Kahina Meziant

Kahina Meziant works at the intersection of critical research, cultural production, and social impact. Her work asks what institutions do to bodies, cities, and communities — and what people can do in return. She holds a PhD in human geography and brings this lens to research, cultural programming, impact production, and consultancy.

Her work moves between critical research, somatic practice, and writing. She has published on non-participation as refusal, the sonic life of migrant organizations, and geopoetics — the attempt to find language for what borders do to bodies, to cities, and to time.

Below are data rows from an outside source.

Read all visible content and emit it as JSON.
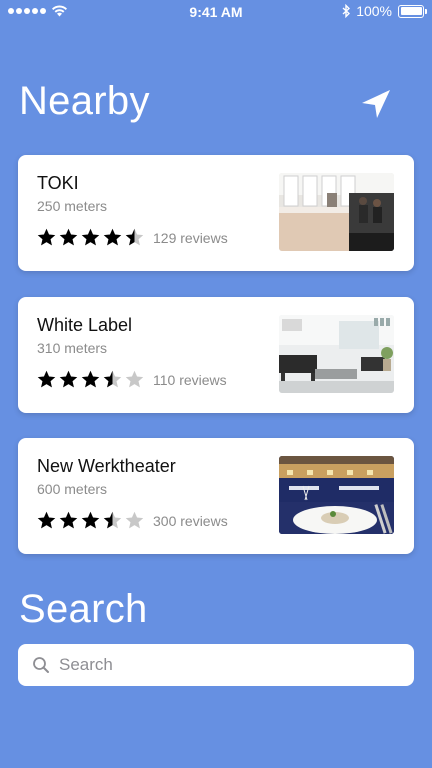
{
  "status_bar": {
    "time": "9:41 AM",
    "battery": "100%",
    "icons": [
      "signal-icon",
      "wifi-icon",
      "bluetooth-icon",
      "battery-icon"
    ]
  },
  "nearby": {
    "title": "Nearby",
    "locate_icon": "location-arrow-icon",
    "places": [
      {
        "name": "TOKI",
        "distance": "250 meters",
        "rating": 4.5,
        "reviews": "129 reviews",
        "photo": "cafe-interior"
      },
      {
        "name": "White Label",
        "distance": "310 meters",
        "rating": 3.5,
        "reviews": "110 reviews",
        "photo": "white-lounge"
      },
      {
        "name": "New Werktheater",
        "distance": "600 meters",
        "rating": 3.5,
        "reviews": "300 reviews",
        "photo": "restaurant-plate"
      }
    ]
  },
  "search": {
    "title": "Search",
    "placeholder": "Search",
    "value": ""
  },
  "colors": {
    "background": "#6690e2",
    "card": "#ffffff",
    "star_filled": "#000000",
    "star_empty": "#c8c8c8",
    "secondary_text": "#8b8b8b"
  }
}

Alongside her research and artistic practice, Kahina develops and delivers cross-institutional cultural programmes — translating critical ideas into workshops, public discussions, participatory formats, and collaborative frameworks. She is currently developing a practice as an impact producer, connecting research-led cultural projects to the communities and institutions they speak to.

She has held a Marilyn J. Gittell Postdoctoral Fellowship at the CUNY Graduate Center and contributed to commissioned research for the Home Office and Northumbria Office of the Police and Crime Commissioner. Her fieldwork spans Northeast England, New York, and the Mediterranean.

She works with organisations and individuals navigating migration policy, systemic harm, and displacement — as a researcher, consultant, and in one-to-one somatic support work (see Somatics).